あなたは知っているか? EX風林火山 松ヶ瀬隆弥が“繊細なる”超巨砲 と呼ばれる理由を 【Mリーグ2021観戦記11/18】担当記者:ゆうせー

あなたは知っているか?

EX風林火山 松ヶ瀬隆弥が

“繊細なる”超巨砲 と

呼ばれる理由を

文・ゆうせー【木曜担当ライター】2021年11月18日

第一試合

実況 松嶋桃  解説 土田浩翔

小刻みに震えていたのは、

裏ドラをめくる萩原の手だった。

東2局。寿人と萩原の2件リーチ。萩原はハイテイでアガリ牌を手元に引き寄せる。興奮が振動となり、萩原の手に流れていった。

この2000-4000のアガリに続き、

萩原は親番でも4000オールを決める。

至極、順調に思えた。そんな萩原は、

さらにリーチで加点を狙う。

待ちのペン【3ピン】は、3枚山にあった。

その【3ピン】は、

1枚、

また1枚と茅森の元に吸い寄せられていく。

次巡、

瞬く間にツモり四暗刻のテンパイを入れた茅森は、

まるでいつもと同じように、椅子の背に寄りかかった。

すぐに決着はついた。

茅森が萩原からロン。トイトイ三暗刻【中】ドラドラ、12300のアガリ。

萩原が抜け出すかに見えたこの半荘。これで勝負の行方は分からなくなった。

続く東4局、

松ヶ瀬は困っていた。

画面中央をご覧いただきたい。リーチ棒が3本。松ヶ瀬は3軒リーチに囲まれていた。

そして松ヶ瀬の手を見ると… テンパイしている。

斬り込んでいくかどうかを考える松ヶ瀬。相棒となるこの手も、ここまで仕上げるのに一本道ではなかった。

まずは4巡目。松ヶ瀬は打【3マン】とする。

かなり整っている部類の手だ。だが、【2ソウ】を引いたことで少々話が変わってくる。

外すわけにはいかない【2ソウ】【4ソウ】【4ソウ】【5ソウ】【6ソウ】の部分は愚形含みになってしまった。

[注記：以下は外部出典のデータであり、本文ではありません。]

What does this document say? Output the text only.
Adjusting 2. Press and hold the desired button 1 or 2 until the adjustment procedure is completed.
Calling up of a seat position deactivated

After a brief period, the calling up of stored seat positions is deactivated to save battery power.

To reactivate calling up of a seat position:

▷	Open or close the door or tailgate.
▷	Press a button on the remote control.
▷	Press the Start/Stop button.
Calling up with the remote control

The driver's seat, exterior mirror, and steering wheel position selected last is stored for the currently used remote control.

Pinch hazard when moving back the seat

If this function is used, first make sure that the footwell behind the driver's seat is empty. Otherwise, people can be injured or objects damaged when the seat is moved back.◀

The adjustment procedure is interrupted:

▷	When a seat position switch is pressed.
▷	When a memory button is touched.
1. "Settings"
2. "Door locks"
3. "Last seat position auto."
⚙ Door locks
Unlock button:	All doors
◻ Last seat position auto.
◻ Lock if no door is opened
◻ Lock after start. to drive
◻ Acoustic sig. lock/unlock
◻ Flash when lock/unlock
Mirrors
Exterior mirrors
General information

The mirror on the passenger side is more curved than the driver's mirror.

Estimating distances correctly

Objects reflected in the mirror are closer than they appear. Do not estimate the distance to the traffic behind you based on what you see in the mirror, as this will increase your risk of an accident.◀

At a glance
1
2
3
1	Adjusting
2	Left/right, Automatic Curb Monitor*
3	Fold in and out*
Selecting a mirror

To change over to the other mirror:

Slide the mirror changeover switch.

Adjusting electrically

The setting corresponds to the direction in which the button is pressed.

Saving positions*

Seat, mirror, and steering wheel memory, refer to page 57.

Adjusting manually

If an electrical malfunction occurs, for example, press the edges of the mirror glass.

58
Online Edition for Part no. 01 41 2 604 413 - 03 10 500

また、【2ピン】【3ピン】ターツがあるのでタンヤオが確定しているわけでもない。

そして数牌だらけのこの手。ここで【南】を放してしまっては、中盤以降の守備力に不安が残る。

松ヶ瀬はブロック数を考えてマンズを1ブロックに絞り、タンヤオや三色で要となる【6マン】を残して、【3マン】を逃がしてやったのだった。

そして7巡目に、

松ヶ瀬はここから、

【3ピン】とする。

【2ピン】としてヘッド固定する道もある。だがそうすると、【2ソウ】【5ソウ】が5枚見えでの【4ソウ】と、【4ピン】【7ピン】が3枚見えでの【5ピン】【6ピン】【7ピン】【8ピン】のくっつきを期待することとなる。愚形待ちになる可能性も含めて、最終形が不安だ。

その点、

赤囲みの部分を見ていただきたい。三者ともが切っているピンズの下、【1ピン】【4ピン】ターツにはかなりの期待が持てる。となると、【4ピン】を先に引いたピンズの【2ピン】【5ピン】【8ピン】三面待ちも自然と視野に入ってくる。また、【2ピン】【3ピン】をメンツ候補として考えると、ソウズの部分はアタマ待ち。こちらも三面張で十分過ぎる形だ。

松ヶ瀬は【2ピン】【3ピン】ターツのよさを河から汲み取って、打【3ピン】と両面を固定し、他の部分で雀頭を求めたのだった。